メグが彼女のイメージとは少し変わった役で出ています。

黒目が大きくてタレ目という(ちょっとかわいらしすぎるけど、基本的にこういう顔は私は好みでごんす:見た目という点で好感を持ちやすいということですが、これだけで人を評価したりはもちろんしません。あくまで見た目。)マシューは天文学者。毎日昼の日課は、恋人のリンダ(ケリー・プレストン)を天体望遠鏡で観察して レンズの向こうで手を振る彼女を確認すること。

 しかし、ある日彼女は都会へ出かけていってしまう。そのうえ、帰って来るはずの日に帰ってこないとの連絡が。。。。

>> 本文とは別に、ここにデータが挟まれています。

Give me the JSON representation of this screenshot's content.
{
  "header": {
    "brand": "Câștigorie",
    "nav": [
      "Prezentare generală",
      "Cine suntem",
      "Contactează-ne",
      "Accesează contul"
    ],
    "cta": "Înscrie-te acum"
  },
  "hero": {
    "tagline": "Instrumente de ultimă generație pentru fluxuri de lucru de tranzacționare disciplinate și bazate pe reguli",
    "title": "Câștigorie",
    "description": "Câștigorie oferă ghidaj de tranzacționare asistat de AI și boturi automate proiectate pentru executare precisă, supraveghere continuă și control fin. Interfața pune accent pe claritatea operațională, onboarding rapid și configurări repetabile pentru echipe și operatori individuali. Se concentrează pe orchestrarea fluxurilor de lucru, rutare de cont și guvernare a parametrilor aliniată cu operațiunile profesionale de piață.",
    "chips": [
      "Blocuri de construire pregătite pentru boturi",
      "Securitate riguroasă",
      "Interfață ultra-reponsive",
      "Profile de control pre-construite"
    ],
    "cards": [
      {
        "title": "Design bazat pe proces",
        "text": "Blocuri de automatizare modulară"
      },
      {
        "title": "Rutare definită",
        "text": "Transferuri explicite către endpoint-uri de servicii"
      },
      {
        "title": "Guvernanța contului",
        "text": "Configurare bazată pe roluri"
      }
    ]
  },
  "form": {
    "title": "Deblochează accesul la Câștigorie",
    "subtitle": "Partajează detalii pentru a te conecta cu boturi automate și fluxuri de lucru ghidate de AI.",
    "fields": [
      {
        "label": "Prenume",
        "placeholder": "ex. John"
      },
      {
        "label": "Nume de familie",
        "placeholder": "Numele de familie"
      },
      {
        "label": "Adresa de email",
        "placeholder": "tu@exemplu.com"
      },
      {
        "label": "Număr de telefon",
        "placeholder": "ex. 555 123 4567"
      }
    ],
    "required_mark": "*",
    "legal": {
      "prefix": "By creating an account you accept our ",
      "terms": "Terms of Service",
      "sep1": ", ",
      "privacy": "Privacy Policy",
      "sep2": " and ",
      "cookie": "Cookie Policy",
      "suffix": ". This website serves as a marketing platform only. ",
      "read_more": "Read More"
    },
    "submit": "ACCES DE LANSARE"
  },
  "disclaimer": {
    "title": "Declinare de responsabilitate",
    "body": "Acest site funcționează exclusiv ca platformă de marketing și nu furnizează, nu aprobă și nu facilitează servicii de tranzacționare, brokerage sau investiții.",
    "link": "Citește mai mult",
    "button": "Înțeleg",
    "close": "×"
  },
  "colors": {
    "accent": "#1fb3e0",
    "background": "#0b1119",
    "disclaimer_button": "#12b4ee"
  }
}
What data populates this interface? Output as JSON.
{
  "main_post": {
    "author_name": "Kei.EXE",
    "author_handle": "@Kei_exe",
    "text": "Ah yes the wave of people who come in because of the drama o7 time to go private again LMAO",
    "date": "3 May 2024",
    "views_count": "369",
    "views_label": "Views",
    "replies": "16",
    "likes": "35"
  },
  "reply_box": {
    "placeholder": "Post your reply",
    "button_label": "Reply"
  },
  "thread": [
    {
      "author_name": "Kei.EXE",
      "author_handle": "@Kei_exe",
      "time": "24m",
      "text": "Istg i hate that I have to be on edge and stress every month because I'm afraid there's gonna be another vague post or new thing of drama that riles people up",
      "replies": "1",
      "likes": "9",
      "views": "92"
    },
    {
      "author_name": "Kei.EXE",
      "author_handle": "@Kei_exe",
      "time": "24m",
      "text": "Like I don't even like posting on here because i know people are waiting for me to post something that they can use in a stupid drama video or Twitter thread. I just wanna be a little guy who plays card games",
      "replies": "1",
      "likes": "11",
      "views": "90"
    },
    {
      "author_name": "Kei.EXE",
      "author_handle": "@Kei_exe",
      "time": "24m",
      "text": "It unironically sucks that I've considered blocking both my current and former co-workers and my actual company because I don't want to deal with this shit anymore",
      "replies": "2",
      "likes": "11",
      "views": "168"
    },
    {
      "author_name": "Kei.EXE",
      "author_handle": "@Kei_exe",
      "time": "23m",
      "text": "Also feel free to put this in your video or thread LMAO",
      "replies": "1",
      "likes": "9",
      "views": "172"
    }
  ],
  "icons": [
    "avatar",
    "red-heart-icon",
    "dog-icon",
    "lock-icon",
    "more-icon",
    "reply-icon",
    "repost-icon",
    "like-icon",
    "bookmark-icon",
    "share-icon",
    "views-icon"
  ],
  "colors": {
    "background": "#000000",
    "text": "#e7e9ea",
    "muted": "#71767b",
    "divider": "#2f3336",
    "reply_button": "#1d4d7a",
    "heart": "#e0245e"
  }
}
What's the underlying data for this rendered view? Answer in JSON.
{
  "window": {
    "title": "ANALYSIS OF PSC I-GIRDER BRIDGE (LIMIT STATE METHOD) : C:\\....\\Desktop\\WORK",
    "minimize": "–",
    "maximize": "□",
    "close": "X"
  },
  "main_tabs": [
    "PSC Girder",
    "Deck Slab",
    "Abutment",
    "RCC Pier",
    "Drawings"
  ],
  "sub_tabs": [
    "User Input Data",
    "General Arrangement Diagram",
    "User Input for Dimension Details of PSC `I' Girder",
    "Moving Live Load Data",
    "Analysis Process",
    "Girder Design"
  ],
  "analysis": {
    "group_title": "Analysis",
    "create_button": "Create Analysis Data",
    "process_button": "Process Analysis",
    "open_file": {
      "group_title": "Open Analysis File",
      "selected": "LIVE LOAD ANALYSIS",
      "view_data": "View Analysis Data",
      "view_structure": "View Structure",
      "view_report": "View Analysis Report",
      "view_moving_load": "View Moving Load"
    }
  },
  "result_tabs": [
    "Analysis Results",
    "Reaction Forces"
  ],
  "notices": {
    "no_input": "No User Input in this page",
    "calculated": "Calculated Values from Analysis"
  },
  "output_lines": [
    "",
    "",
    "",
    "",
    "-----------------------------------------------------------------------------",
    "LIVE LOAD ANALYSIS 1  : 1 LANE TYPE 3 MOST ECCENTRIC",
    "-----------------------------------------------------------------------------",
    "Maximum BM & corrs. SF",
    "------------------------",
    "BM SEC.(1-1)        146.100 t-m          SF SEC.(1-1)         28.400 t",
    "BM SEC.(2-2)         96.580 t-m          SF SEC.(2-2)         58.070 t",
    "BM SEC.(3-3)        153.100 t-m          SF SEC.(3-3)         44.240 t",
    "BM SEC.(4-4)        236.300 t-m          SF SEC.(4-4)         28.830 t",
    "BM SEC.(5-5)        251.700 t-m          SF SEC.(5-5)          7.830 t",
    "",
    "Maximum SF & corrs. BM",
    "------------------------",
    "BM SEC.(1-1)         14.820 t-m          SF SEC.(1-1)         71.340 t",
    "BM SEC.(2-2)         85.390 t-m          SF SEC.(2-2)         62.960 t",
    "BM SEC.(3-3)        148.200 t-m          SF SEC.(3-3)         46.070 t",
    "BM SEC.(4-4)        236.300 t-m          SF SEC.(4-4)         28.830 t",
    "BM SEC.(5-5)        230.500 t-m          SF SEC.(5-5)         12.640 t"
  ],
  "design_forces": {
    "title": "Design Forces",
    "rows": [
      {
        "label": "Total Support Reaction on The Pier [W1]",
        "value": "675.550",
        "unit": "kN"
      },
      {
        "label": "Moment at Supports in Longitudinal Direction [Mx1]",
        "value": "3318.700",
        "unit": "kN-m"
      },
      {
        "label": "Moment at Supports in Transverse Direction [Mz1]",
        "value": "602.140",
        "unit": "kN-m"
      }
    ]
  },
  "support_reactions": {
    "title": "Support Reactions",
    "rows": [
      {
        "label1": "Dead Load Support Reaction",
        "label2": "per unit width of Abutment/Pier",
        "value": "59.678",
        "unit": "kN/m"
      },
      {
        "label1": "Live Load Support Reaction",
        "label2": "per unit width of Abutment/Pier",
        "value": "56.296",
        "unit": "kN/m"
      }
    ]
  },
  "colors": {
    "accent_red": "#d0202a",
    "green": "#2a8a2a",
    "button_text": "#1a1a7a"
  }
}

メグ・ライアンは 恋人に裏切られてうらみを晴らすことに燃えている女性の役。
ファッションもメイクも、いかにも「ワル」そうな役で彼女の役としてはとても珍しい。(目の周りは ブレードランナーのレプリカントみたいに真っ黒。洋服はヘソが出ていたり)

感想
ネットで検索してみると、メグ・ライアンにはこういう役は似合わない という意見もあったのだけど、彼女の役というのは型にはまったものが多いので、前回見た ユー・ガット・メール のような雰囲気とはかなり違っていて私は楽しかった。

思うに、この「復讐に燃える女」の可愛さがわかんないようだったら、そうして、ただ多少幼稚さを思わせるようなかわいいだけの彼女しか受け入れられないような男性は人を見る目はないぞ〜と オバサンは苦言を呈してみたりして。(^^;)

 彼女、コワーイだけの女かと思いきや、根底の可愛さがちらりちらりと見えていて
こういう根底のかわいらしさを見つけることができるかできないかがキミの運命の分かれ道だ。(なんちゃって。)
今まで生きてきた中で思うことは、日ごろの「メグ・ライアン」の役のようなイメージに男性が好感を持つことは 大抵の女性はわかっているはずで、中にはそういうイメージを演じることも上手な人もいるわけで、 いつまでもそういう「僕の理想のメグ・ライアン」を追い求めていると 「ありゃ?」ということもありそうだと思う今日この頃。

 見た目のそぶりが可愛くなくても、突っ張っていても、心の底はカワイイ人もいるという意外性だらけなのが世の中。 男でも、女でも 先入観をできるだけ取り去ろうとしてつきあってみると じんわりとその人の性格というのがわかってくるわけで、 そういう 「本当のところを分かろうとする」っていうのが 結構大切だと思うんだなあ〜。

 オバ全開のコメントでした。

■メグから離れて

そうそう。大切なことを書き忘れてました。
この中に出てくる望遠鏡レンズを使用した投影装置。これがまたとても良い。
とても美しい効果を生んでいます。

たとえば、最初にその装置を作って(ほぼオタクというかストーカーもどきですが)白ペンキを塗るあたり。あまりにもうまい演出にうなりました。 本当に彼女が好きで好きでたまらないという気持ちがこちらに伝わってくるような感じ。

また、その投影された映像に不意に飛び込んでくる実在の人間の画像。
テレビではなく、ビデオの盗撮でもなく、そういう少しローテクな世界。
ものすごく味のある演出だと思いました。うまいです。そうしてとても綺麗。

同じような仕掛けのもう少し不鮮明なものを ディズニーシーの城砦の中で見たことがあります。

 カメラ・オブスキュア(カメラ・オブスキュラ)という名前のしかけです。